Contextual correlation is bread-and-butter stuff. If your application processes work asynchronously, you need to be able to filter down to a single task, and properties tagging events from a context make this as painless as possible.
It’s worth noting that contexts overlap – an event can belong to a thread as well as to a message. (This is one of the arguments for structured logs – it’s much easier to work with events with real, named properties than it is to devise readable, unambiguous ways to embed all of these into the format of a text log message.)
Setting up and using the log context does add some noise to application code, so it’s something to be used judiciously. To tag events for correlation without additional machinery, another technique is useful.
Lateral correlation
If you think about all the contexts in your running application, you might come up with a mental picture like this:
The green lines show sequences of events tagged with the same RequestId
property, while blue shows a MessageId
property that might be added to events during back-end processing. There’s some simplification here, given the way contexts overlap, but essentially each context is a temporal sequence of correlated events.

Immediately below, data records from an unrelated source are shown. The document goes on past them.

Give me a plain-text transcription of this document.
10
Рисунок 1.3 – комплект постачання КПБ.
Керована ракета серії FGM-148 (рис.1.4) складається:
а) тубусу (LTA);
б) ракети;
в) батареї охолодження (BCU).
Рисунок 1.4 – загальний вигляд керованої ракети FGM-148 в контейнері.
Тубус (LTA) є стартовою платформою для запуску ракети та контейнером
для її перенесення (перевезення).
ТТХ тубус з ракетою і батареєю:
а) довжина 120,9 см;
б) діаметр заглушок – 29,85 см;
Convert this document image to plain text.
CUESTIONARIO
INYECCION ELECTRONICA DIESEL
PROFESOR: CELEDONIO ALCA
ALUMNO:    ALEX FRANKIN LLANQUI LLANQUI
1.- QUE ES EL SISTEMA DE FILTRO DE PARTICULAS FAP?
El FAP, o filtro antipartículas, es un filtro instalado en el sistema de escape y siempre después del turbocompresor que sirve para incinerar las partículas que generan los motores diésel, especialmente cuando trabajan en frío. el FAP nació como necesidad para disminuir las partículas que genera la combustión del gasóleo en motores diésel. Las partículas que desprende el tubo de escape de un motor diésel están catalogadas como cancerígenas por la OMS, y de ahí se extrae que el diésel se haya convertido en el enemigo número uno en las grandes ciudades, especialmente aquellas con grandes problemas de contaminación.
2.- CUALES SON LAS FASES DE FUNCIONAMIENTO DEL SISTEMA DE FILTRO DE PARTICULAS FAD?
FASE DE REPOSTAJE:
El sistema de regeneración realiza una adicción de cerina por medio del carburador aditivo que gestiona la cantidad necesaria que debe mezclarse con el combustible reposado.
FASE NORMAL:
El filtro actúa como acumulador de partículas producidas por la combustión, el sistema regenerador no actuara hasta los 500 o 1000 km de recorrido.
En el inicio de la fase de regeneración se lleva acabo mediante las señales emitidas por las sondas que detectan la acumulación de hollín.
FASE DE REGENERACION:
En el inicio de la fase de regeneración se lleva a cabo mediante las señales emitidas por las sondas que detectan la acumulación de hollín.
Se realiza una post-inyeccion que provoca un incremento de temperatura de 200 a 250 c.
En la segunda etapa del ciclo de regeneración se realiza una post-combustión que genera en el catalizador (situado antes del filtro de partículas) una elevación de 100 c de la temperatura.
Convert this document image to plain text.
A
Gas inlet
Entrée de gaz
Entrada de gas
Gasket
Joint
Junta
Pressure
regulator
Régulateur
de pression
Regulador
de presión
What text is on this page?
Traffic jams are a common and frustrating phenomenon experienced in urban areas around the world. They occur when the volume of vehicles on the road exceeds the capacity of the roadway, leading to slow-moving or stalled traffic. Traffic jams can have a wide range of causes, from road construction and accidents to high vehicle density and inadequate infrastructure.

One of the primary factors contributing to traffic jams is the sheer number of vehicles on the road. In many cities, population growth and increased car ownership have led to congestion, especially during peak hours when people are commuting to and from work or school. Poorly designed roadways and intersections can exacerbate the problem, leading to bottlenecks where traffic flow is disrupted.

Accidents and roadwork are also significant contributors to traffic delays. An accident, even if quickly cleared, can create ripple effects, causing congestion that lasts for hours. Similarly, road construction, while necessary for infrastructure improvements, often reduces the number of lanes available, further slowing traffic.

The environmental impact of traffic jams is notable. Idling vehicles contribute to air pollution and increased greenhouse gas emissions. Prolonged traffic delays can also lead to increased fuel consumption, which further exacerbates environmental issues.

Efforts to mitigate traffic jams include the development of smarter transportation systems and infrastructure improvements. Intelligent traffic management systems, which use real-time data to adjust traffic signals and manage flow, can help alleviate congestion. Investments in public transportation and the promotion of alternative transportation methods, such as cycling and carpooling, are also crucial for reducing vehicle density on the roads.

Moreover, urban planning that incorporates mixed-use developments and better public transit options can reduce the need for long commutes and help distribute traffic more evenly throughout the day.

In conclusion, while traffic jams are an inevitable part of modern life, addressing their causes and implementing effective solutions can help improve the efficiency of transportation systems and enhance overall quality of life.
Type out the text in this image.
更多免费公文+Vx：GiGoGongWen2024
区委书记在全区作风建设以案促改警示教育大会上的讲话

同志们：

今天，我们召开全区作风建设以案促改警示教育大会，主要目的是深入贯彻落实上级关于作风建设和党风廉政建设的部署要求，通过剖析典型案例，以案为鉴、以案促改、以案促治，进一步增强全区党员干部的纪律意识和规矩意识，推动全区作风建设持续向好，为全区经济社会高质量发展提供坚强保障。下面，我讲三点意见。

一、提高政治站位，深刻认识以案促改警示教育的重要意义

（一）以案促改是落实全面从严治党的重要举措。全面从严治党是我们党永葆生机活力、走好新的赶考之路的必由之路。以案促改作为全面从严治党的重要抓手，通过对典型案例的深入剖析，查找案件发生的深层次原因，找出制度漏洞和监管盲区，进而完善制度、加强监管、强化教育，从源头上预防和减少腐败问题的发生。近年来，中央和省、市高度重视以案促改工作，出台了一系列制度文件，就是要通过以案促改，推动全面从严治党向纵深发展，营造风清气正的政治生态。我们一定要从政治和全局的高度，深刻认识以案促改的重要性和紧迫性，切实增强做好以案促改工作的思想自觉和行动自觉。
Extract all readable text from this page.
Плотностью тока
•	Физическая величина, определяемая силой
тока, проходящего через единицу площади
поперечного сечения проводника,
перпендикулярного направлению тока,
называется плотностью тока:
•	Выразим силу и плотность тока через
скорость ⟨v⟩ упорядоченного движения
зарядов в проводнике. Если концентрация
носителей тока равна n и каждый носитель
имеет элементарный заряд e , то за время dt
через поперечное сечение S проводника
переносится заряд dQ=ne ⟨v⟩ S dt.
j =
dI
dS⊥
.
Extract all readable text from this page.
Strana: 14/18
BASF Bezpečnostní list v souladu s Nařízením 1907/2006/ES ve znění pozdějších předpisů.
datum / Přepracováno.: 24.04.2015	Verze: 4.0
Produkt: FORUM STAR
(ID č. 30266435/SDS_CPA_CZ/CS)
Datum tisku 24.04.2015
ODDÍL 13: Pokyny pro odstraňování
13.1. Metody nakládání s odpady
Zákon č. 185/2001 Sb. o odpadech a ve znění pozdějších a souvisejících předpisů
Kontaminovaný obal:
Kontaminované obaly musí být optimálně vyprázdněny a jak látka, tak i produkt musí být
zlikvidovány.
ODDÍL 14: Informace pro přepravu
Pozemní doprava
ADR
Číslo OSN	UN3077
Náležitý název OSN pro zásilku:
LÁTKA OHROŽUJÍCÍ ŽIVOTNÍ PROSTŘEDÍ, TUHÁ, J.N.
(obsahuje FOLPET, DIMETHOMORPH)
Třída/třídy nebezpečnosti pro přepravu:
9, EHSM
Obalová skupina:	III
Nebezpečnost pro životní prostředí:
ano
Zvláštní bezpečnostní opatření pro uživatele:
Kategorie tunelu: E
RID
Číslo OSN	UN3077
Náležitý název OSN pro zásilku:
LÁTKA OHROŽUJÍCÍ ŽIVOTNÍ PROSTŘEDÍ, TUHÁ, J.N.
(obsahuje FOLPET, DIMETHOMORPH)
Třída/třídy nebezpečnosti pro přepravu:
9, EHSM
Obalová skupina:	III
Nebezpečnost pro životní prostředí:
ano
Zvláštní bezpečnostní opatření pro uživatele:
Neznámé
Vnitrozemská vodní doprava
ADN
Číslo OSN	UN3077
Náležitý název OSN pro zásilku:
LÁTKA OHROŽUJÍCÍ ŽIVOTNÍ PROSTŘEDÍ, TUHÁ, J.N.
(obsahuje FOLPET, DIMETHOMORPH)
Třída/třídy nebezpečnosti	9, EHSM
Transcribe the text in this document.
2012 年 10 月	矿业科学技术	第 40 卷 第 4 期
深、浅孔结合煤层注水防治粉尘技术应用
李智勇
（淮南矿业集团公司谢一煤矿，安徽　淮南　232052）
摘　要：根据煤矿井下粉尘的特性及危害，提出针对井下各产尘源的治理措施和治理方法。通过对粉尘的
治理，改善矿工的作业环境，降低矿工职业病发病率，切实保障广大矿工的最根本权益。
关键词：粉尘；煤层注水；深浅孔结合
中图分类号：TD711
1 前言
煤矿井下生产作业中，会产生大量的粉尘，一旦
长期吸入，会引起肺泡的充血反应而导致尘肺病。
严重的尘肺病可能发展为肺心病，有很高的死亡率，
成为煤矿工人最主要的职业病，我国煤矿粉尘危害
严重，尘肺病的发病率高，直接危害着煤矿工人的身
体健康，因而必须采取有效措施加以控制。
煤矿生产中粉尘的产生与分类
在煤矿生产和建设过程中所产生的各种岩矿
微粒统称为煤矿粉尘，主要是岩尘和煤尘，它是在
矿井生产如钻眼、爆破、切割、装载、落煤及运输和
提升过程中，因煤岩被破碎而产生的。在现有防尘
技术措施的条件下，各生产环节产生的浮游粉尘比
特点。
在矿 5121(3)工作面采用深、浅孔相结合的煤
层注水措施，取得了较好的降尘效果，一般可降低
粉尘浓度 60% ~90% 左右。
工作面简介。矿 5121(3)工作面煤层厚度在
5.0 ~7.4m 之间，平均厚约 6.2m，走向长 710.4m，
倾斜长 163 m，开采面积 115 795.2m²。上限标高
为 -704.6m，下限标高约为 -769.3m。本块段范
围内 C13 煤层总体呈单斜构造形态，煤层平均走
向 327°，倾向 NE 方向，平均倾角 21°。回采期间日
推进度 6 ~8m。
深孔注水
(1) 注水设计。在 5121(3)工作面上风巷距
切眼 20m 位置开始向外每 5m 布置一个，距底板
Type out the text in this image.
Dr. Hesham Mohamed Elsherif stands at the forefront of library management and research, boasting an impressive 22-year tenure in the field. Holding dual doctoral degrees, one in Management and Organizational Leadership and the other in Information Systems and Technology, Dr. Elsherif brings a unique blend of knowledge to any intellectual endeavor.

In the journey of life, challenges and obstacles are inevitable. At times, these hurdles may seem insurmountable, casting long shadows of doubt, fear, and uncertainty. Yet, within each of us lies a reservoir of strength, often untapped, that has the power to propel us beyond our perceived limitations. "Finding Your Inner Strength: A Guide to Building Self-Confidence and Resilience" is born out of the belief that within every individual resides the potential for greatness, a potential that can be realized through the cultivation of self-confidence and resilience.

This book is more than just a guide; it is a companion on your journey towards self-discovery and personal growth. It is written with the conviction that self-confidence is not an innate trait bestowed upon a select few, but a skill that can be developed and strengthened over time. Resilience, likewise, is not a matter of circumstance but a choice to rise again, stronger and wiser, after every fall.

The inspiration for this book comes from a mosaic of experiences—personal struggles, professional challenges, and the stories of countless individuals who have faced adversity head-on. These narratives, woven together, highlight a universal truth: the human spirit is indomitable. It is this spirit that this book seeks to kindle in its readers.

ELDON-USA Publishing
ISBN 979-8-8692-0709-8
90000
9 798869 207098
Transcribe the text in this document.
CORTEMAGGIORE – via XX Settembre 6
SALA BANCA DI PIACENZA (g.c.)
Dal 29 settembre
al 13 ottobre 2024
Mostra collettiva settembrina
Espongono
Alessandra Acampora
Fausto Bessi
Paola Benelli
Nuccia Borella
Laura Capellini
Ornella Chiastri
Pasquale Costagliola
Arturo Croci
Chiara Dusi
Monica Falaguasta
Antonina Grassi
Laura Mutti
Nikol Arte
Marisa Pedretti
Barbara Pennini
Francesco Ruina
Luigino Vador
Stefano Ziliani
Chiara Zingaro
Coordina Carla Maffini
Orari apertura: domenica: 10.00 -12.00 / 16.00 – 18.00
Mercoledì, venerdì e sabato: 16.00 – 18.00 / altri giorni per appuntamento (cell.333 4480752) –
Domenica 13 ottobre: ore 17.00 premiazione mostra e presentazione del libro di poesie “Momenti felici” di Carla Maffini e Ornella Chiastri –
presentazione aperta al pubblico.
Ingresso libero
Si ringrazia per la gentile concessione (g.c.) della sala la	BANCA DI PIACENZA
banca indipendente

When it comes time to use these logs however, scenarios frequently cross these little islands of navigability, so something else is needed.
Let’s say we’ve received an issue report tagged with an exception message. We find the exception using the text:
And then follow the MessageId
contextual property to see what happened in the message handler that failed.
Now, we know somehow we were sent an order without any items – where did it come from? This is where a lateral correlation identifier comes in handy. The second event in the three above implements this:
OrderId
is a business-domain identifier included in the message itself that links the event across lines of causality to others related to the same order.
Once we jump across contexts using the OrderId
:
We can now see an event from the HTTP request that initiated the order.
(A keen-eyed reader might note here that searching on ItemCount == 0
would have narrowed things down a little faster – but identifying this opportunity still requires some navigation through the logs from the point of failure too.)
Correlating by HTTP request Id we get all of the events from the request and should (on a real event stream) be able to get to the bottom of the issue:
Patching this into our mental model, OrderId
let us navigate laterally between the two sequences of events.
Logging in two dimensions
Armed with a tool like structured logging that can easily be overused and create clutter, the last thing anyone wants to do is bung every possible property onto every event in an attempt ease diagnostics later on.
Keeping a clear distinction between the contextual and lateral correlation links makes it possible to navigate effectively through events raised by the app with a minimum of syntactic noise.
It turns out that in most situations I’ve encountered, architectural and infrastructural concerns dominate the notion of context. HTTP request id, thread id, message id – these are all mechanical concerns that get buried into plumbing and attached using enrichers or the log context. This is pretty convenient – the noisier APIs for adding contextual properties are best kept in infrastructural code when possible.
Identifiers from the business domain provide lateral navigation through logs – customer ids, order ids and the like – letting you skip between the various contexts in which an entity was referenced. Using structured logging these links can be created without much fanfare – just logging an event with the identifier in its message text is enough to make the connection.
It’s a simple perspective that helps me use structured logs more effectively, and it can be a nice foundation for guidelines shared with a team. If you use this strategy already, or another similar one, I’d love to hear more about your experiences!